Employers with 10 or more employees who do not provide health insurance for their workers will be required to pay into a state health care fund. But like the Massachusetts’ plan, employers’ payments into the state fund are so low many employers who now provide coverage would be encouraged to drop coverage and pay into the fund.

In addition:

  • Like the Massachusetts program, the plan is short on guarantees of affordable coverage even while it promises to reach universal coverage through an individual mandate. Without a guarantee of access for all to affordable coverage, such a mandate would be unworkable and unfair.
  • Individuals above 250 percent of the poverty line ($24,500) will have to buy coverage without any help. Yet the plans that will be available can have deductibles as high as $5,000 and out-of-pocket limits of $7,500 for individuals (or $10,000 for a family). People at 300 percent of poverty would have to pay 21 percent of their income in premiums and deductibles for the minimal package before insurance starts to pick up some cost of care. By the time these individuals reach the $7,500 expenses cap, they will have spent 30 percent of their income on medical care.
  • Schwarzenegger’s proposal relies on high deductible plans that will keep individuals from getting the care they need, despite his promise of reducing the cost of uncompensated care and promoting preventive care. 

Says Pulaski:

This is a plan that Wal-Mart can love and Wal-Mart workers will hate. The proposed employer contribution is so low that even Wal-Mart, a corporation known for its minimal employee healthcare coverage, already exceeds the requirements.

The governor says his proposal eliminates the “hidden tax” of the uninsured, but what he’s proposed is a new tax on middle class families.

It is unclear how the proposal would effect San Francisco’s Health Care Security Ordinance signed into law in July that brings quality, affordable health to some 80,000 uninsured city residents. The San Francisco Labor Council and the area’s union and community activists helped build the overwhelming public and political support for the law, one of the most comprehensive health care measures enacted by local or state governments.
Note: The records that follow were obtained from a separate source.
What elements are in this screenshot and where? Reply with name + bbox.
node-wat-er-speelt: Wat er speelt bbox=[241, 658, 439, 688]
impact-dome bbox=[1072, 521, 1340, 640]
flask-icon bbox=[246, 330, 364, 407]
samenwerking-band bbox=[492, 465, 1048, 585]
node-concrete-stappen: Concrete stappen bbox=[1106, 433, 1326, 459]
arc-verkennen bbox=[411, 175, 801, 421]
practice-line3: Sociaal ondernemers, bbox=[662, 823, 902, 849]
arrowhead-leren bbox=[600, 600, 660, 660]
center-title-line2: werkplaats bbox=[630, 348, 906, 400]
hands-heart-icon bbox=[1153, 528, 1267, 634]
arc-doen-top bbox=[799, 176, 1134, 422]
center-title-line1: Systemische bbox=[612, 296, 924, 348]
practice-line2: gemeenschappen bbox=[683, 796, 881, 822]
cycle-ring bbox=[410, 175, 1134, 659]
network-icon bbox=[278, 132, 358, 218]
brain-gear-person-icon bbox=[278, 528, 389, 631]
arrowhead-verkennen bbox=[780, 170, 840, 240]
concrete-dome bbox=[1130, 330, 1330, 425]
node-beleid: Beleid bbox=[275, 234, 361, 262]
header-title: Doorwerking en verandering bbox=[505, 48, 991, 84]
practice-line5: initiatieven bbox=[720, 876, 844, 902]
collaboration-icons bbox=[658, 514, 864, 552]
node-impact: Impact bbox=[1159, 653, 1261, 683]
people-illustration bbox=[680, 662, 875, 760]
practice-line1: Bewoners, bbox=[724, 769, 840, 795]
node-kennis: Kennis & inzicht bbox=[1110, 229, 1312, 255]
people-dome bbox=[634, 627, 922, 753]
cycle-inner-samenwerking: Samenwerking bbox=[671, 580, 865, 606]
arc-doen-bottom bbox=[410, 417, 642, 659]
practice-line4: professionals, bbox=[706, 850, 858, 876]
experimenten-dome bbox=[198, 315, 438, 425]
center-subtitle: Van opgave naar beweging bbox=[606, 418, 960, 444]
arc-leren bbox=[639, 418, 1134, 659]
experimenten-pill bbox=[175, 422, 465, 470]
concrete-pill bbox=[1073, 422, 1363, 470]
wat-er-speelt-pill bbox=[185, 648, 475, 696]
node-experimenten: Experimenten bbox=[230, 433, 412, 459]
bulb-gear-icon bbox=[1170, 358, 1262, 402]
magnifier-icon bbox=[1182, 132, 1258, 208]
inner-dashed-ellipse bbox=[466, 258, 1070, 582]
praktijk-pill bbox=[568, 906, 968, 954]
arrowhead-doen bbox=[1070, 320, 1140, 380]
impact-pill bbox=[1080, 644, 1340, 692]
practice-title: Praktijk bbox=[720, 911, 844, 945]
With the cost of health care soaring and more than 45 million people in the country without health insurance, the debate on how to provide quality and affordable health care for working families will only intensify in state legislatures and Congress this year.

For example, last year in Wisconsin, a coalition of labor, government and community organizations came together to develop the Wisconsin Health Care Partnership Plan. The plan requires employers to pay a fair share of health care costs for their employees, who would share health care costs through co-payments and deductibles. Click here for the latest on the plan from the Wisconsin State AFL-CIO.

We will keep you posted on positive health care proposals and alert you about plans that would hurt workers and their families.